薬剤師はその中で「薬のプロ」として、投与量や副作用のチェックはもちろん、患者さんの「実はこれが飲みにくい」といった本音を汲み取って治療に反映させる橋渡しの役割を担います。
私は、特定の分野に特化するよりも、まずはあらゆる状況に柔軟かつ高い専門性で応えられる「広く強く」信頼される薬剤師でありたいと考えています。自分の提案が治療に活かされ、患者さんの状態が改善する瞬間の達成感は、言葉で言い表せません。

Chapter_02
医療現場でのコミュニケーションで、大切にしていることは?
実は、私はもともとおしゃべりが得意な方ではありませんでした。しかし、現場に出て気づいたのは、コミュニケーションとは単に上手く話すことではないということです。大切なのは、相手の立場に立って「伝わる工夫」をすること。例えば忙しい医師には、治療に必要な情報を簡潔に要点だけ伝える。一方で患者さんに説明する際は、難しい言葉は使わず、白い紙に絵を描いたり色を塗ったりして「視覚的」に伝えるようにしています。自分が得意な「視覚化」という強みを活かすことで、口下手でもしっかりと安心感を届けることができるんです。

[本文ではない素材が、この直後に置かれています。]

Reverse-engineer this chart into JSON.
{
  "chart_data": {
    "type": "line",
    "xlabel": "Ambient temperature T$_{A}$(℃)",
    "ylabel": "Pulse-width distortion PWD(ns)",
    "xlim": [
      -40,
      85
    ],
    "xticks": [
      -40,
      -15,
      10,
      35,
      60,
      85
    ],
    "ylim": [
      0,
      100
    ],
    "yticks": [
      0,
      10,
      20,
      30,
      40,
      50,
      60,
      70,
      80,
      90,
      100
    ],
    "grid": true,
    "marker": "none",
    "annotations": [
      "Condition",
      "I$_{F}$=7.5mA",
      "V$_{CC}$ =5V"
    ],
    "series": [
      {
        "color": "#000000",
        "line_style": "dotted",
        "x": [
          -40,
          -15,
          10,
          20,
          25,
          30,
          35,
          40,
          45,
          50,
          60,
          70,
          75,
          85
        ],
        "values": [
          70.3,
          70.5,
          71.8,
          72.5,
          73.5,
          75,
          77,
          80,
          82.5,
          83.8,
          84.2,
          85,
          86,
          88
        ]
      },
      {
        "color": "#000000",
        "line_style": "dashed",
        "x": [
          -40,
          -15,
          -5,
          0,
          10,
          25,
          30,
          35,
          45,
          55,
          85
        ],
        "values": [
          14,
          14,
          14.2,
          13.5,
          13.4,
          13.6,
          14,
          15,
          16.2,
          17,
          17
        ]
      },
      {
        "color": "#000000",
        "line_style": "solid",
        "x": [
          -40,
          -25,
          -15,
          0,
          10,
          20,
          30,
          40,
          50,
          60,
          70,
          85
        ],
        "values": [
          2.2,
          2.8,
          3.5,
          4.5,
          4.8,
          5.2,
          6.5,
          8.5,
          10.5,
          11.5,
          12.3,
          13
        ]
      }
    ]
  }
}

また、記録を残す際も「誰が見ても状況がわかるように」と常に相手視点を意識しています。知識を磨くことはもちろん、患者さんからも、同僚の医療スタッフからも「齋藤さんがいれば大丈夫だね」と信頼してもらえる存在になりたい。
まだまだ経験不足なので、知識と寄り添いの両面から、医療現場に安心感をもたらすプロフェッショナルを目指して、もっともっと成長していきたいという思いです。

Chapter_03
昭和薬科大学での学びは、今の仕事にどう活きていますか?
昭和薬科大学の良さは、みんなで一緒に「学ぶ楽しさ」を見つけていける環境にあります。実は私自身、最初から成績が抜群に良かったわけではありませんでした。でも、食堂や自由スペースで「ここってどういうこと?」と友達と教え合ううちに、少しずつ理解が深まり、勉強がどんどん楽しくなっていったんです。

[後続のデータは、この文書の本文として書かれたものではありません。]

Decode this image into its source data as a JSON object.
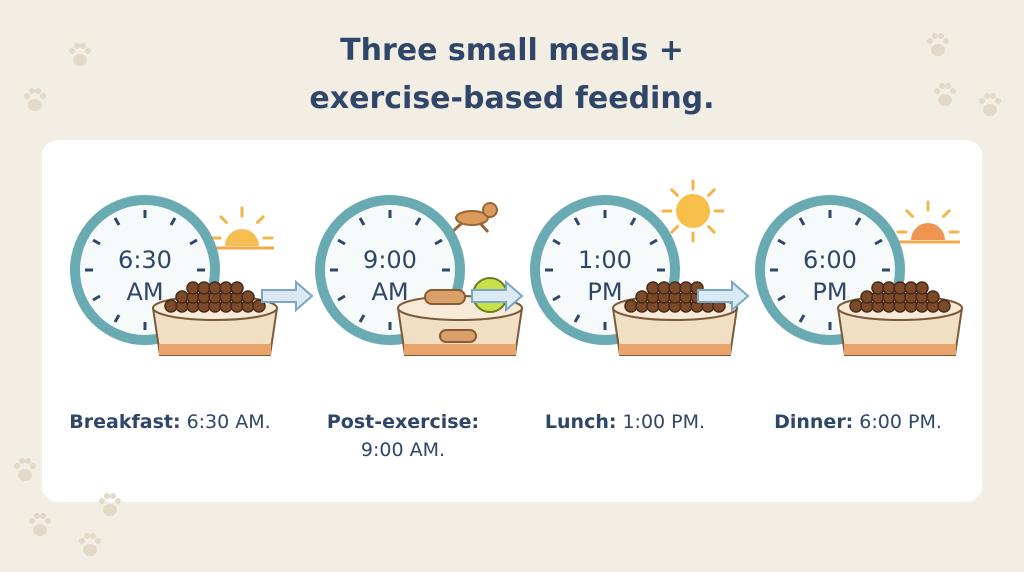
{
  "header": {
    "title": [
      "Three small meals +",
      "exercise-based feeding."
    ]
  },
  "steps": [
    {
      "clock_time": "6:30",
      "clock_period": "AM",
      "label": "Breakfast:",
      "time": "6:30 AM."
    },
    {
      "clock_time": "9:00",
      "clock_period": "AM",
      "label": "Post-exercise:",
      "time": "9:00 AM."
    },
    {
      "clock_time": "1:00",
      "clock_period": "PM",
      "label": "Lunch:",
      "time": "1:00 PM."
    },
    {
      "clock_time": "6:00",
      "clock_period": "PM",
      "label": "Dinner:",
      "time": "6:00 PM."
    }
  ]
}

一人で机に向かうだけが勉強ではありません。友達の得意な分野を教えてもらい、自分の得意なところを伝える。そんな「教え合い」のサイクルが、自分でも驚くような成長に繋がりました。それは優秀な子だけではなく、誰もがきっかけを掴める温かな文化です。
また、先生方も学生一人ひとりを家族のように見守ってくれます。国家試験前に全員分の「合格祈願クローバー」を折り紙で折ってくださるような手厚いサポートも、折れそうな心を支えてくれました。

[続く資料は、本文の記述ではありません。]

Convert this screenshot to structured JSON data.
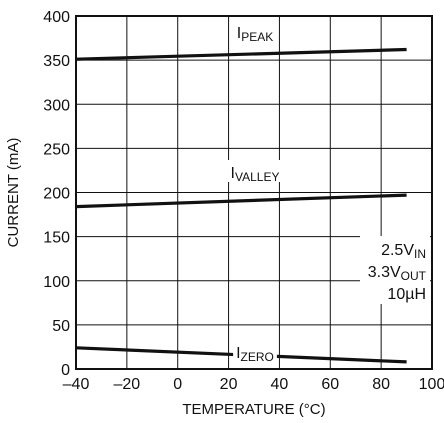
{
  "chart_data": {
    "type": "line",
    "xlabel": "TEMPERATURE (°C)",
    "ylabel": "CURRENT (mA)",
    "xlim": [
      -40,
      100
    ],
    "ylim": [
      0,
      400
    ],
    "x_ticks": [
      "–40",
      "–20",
      "0",
      "20",
      "40",
      "60",
      "80",
      "100"
    ],
    "x_tick_values": [
      -40,
      -20,
      0,
      20,
      40,
      60,
      80,
      100
    ],
    "y_ticks": [
      "0",
      "50",
      "100",
      "150",
      "200",
      "250",
      "300",
      "350",
      "400"
    ],
    "y_tick_values": [
      0,
      50,
      100,
      150,
      200,
      250,
      300,
      350,
      400
    ],
    "grid": true,
    "series": [
      {
        "name_main": "I",
        "name_sub": "PEAK",
        "x": [
          -40,
          90
        ],
        "y": [
          351,
          362
        ]
      },
      {
        "name_main": "I",
        "name_sub": "VALLEY",
        "x": [
          -40,
          90
        ],
        "y": [
          184,
          197
        ]
      },
      {
        "name_main": "I",
        "name_sub": "ZERO",
        "x": [
          -40,
          90
        ],
        "y": [
          24,
          8
        ]
      }
    ],
    "annotations": [
      {
        "main": "2.5V",
        "sub": "IN"
      },
      {
        "main": "3.3V",
        "sub": "OUT"
      },
      {
        "main": "10µH",
        "sub": ""
      }
    ]
  }
}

緑豊かな静かな環境で、同じ目標を持つ仲間と切磋琢磨できる日々。この場所で見つけた「仲間と一緒に壁を乗り越える楽しさ」は、多職種との連携が欠かせない今の仕事の現場でも、活きているのかもしれません。

未来の薬剤師へのメッセージ
薬学部の6年間は大変なこともありますが、「誰かのためになりたい」という小さな気持ちがあれば、必ず乗り越えられます。学ぶ楽しさを見つけられれば、薬剤師は定年まで一生成長し続けられる最高に魅力的な職業です。
昭和薬科大学には、あなたの「好き」を形にし、挑戦を支えてくれる最高の仲間と環境が揃っています。ぜひ、この温かな学び舎で、未来の自分への一歩を踏み出してください!